Imports made up 86 per cent of India’s gold supply between 2016-2020, and inbound shipments continue to grow despite high import duty, as per a report by the World Gold Council (WGC).
Since the first duty hike in 2012, India has imported some 6,581 tonnes of gold, averaging 730 tonnes per annum, according to WGC’s ‘Bullion Trade in India’ report.
In 2020, India imported 377 tonnes of gold bars and dore from over 30 countries, of which 55 per cent came from just two countries — Switzerland (44 per cent) and the UAE (11 per cent).
Duty benefits led to a massive expansion of refining capacity in the country as the number of refineries grew from three in 2012 to 32 in 2020. Currently, some 25-26 refineries are active, with a combined refining capacity of 1,200- 1,400 tonnes, it said.
With lower duty on gold dore, its share of gold imports has increased from 11 per cent in 2014 to 29 per cent in 2020. “As the second largest global market, Indian gold demand is heavily dependent on bullion and dore imports.
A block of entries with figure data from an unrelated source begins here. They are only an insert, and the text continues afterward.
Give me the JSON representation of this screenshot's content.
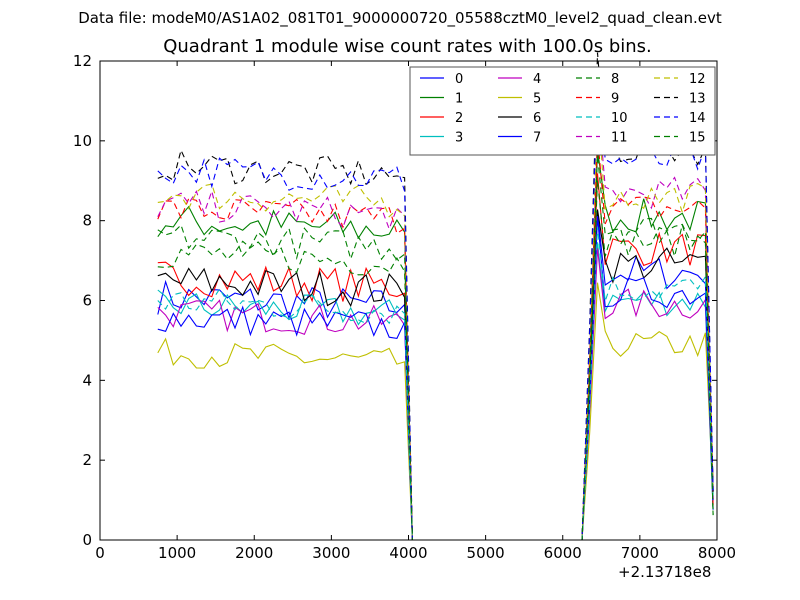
{
  "suptitle": "Data file: modeM0/AS1A02_081T01_9000000720_05588cztM0_level2_quad_clean.evt",
  "chart_data": {
    "type": "line",
    "title": "Quadrant 1 module wise count rates with 100.0s bins.",
    "xlabel": "",
    "ylabel": "",
    "x_offset_label": "+2.13718e8",
    "xlim": [
      0,
      8000
    ],
    "ylim": [
      0,
      12
    ],
    "xticks": [
      0,
      1000,
      2000,
      3000,
      4000,
      5000,
      6000,
      7000,
      8000
    ],
    "yticks": [
      0,
      2,
      4,
      6,
      8,
      10,
      12
    ],
    "legend": {
      "position": "top-right",
      "ncol": 4
    },
    "segment1": {
      "x_start": 750,
      "x_end": 3850,
      "step": 100
    },
    "segment2": {
      "x_start": 6450,
      "x_end": 7850,
      "step": 100
    },
    "transitions": [
      [
        3850,
        3950,
        4050,
        4150,
        6250,
        6350,
        6450
      ],
      [
        7850,
        7950
      ]
    ],
    "series": [
      {
        "name": "0",
        "color": "#0000ff",
        "dash": "solid",
        "level1": 6.1,
        "level2": 6.7,
        "var": 0.45
      },
      {
        "name": "1",
        "color": "#008000",
        "dash": "solid",
        "level1": 8.0,
        "level2": 8.1,
        "var": 0.45
      },
      {
        "name": "2",
        "color": "#ff0000",
        "dash": "solid",
        "level1": 6.6,
        "level2": 7.3,
        "var": 0.45
      },
      {
        "name": "3",
        "color": "#00bfbf",
        "dash": "solid",
        "level1": 5.9,
        "level2": 6.0,
        "var": 0.4
      },
      {
        "name": "4",
        "color": "#bf00bf",
        "dash": "solid",
        "level1": 5.7,
        "level2": 5.9,
        "var": 0.4
      },
      {
        "name": "5",
        "color": "#bfbf00",
        "dash": "solid",
        "level1": 4.7,
        "level2": 4.9,
        "var": 0.35
      },
      {
        "name": "6",
        "color": "#000000",
        "dash": "solid",
        "level1": 6.5,
        "level2": 6.9,
        "var": 0.45
      },
      {
        "name": "7",
        "color": "#0000ff",
        "dash": "solid",
        "level1": 5.6,
        "level2": 6.2,
        "var": 0.4
      },
      {
        "name": "8",
        "color": "#008000",
        "dash": "dashed",
        "level1": 7.2,
        "level2": 7.5,
        "var": 0.4
      },
      {
        "name": "9",
        "color": "#ff0000",
        "dash": "dashed",
        "level1": 8.3,
        "level2": 8.3,
        "var": 0.4
      },
      {
        "name": "10",
        "color": "#00bfbf",
        "dash": "dashed",
        "level1": 6.0,
        "level2": 6.3,
        "var": 0.4
      },
      {
        "name": "11",
        "color": "#bf00bf",
        "dash": "dashed",
        "level1": 8.4,
        "level2": 8.7,
        "var": 0.4
      },
      {
        "name": "12",
        "color": "#bfbf00",
        "dash": "dashed",
        "level1": 8.7,
        "level2": 8.6,
        "var": 0.4
      },
      {
        "name": "13",
        "color": "#000000",
        "dash": "dashed",
        "level1": 9.4,
        "level2": 9.8,
        "var": 0.4
      },
      {
        "name": "14",
        "color": "#0000ff",
        "dash": "dashed",
        "level1": 9.3,
        "level2": 9.5,
        "var": 0.4
      },
      {
        "name": "15",
        "color": "#008000",
        "dash": "dashed",
        "level1": 7.6,
        "level2": 7.8,
        "var": 0.4
      }
    ]
  }
}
And looking at the current market trends we expect gold imports to be stronger in 2022, as compared to this year,” WGC Regional CEO, India, Somasundaram P R said.
However, he said, challenges remain on dore sourcing and organised trading which act as barriers to a more active role for banks and bullion trade. “High taxes on bullion continue to be a strong incentive for the grey markets that constantly undermine all reforms to make gold liquid and mainstream.”
“There are significant opportunities to emerge as a global bullion trading hub through the international gold spot exchange (IIBX) with a thriving domestic bullion eco-system underpinned by globally recognised standards and infrastructure,” he pointed out. Bullion banking is a catalyst for change in India’s gold market landscape, the report said.